Aufnahmequote wird überprüft

Insgesamt gibt es rund 1000 Plätze in zehn kantonalen Durchgangs- und Rückkehrzentren sowie in Einrichtungen für unbegleitete minderjährige Asylsuchende (MNA).

Der Kanton hat die Aufträge für die Asylbetreuung in den Zentren neu vergeben. Die AOZ wird weiterhin die MNA-Einrichtungen sowie Durchgangszentren betreuen, die ORS Service AG die Rückkehrzentren und ein Durchgangszentrum.

Senkung der Aufnahmequote wird geprüft

Gerade in Einrichtungen für Minderjährige sei die Qualität wichtig, sagte Andrea Lübberstedt, die Chefin des kantonalen Sozialamts. Da die meisten von ihnen bleiben, sollten sie von Anfang an gut betreut werden.

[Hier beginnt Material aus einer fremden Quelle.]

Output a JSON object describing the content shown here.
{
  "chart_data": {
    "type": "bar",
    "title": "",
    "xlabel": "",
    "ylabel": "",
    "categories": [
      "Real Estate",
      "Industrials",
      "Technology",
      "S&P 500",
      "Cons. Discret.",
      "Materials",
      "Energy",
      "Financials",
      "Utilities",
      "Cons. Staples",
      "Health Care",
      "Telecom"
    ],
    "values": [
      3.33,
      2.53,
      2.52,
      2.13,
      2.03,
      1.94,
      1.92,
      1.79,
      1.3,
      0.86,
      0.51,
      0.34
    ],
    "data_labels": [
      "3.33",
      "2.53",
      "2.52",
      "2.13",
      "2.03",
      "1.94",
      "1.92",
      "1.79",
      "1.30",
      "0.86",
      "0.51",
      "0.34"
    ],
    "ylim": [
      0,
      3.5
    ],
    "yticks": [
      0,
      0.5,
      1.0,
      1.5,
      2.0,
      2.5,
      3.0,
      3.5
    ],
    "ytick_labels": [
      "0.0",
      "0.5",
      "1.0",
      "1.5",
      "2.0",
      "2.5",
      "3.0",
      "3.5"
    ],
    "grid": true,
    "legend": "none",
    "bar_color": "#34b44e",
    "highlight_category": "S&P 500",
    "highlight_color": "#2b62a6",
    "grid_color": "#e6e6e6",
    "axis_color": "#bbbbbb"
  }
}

Weil die Zahl der beim Bund eingereichten Asylgesuche abnimmt, will der Kanton Anfang des Jahres eine Senkung der Aufnahmequote für die Gemeinden prüfen. Heute müssen sie auf 1000 Einwohner sieben Asylsuchende aufnehmen. Laut Fehr könnte die Quote allenfalls «moderat» gesenkt werden. Sie solle sicher nicht erhöht werden, sagte er.

Die SP ist erfreut, die SVP kritisiert

Die SP, die Mario Fehr für seine Asylpolitik schon oft kritisiert hat, ist diesmal zufrieden. Die von ihm veranlasste Härtefallüberprüfung sei erfreulich und werde gar schon kopiert – in St. Gallen etwa. Als «Erfolg für den Kanton Zürich und den zuständigen Regierungsrat Mario Fehr» bezeichnet werden müsse auch, dass im Kanton Zürich alle Gemeinden mitziehen. «Auch dass die Anzahl unterirdischer Unterkünfte auf ein Minimum reduziert werden konnte, ist erfreulich», schreibt die SP in einer Mitteilung.

Tadel für Fehr gab es hingegen von der SVP. Statt dafür zu sorgen, dass «möglichst viele Abgewiesene unser Land verlassen», werde vonseiten Mario Fehrs «jeder Kniff unternommen, dass möglichst viele von den Abgewiesenen im Land bleiben dürfen», kritisiert die Partei. Die «aktive Härtefallpüfung» sei ab sofort zu unterlassen.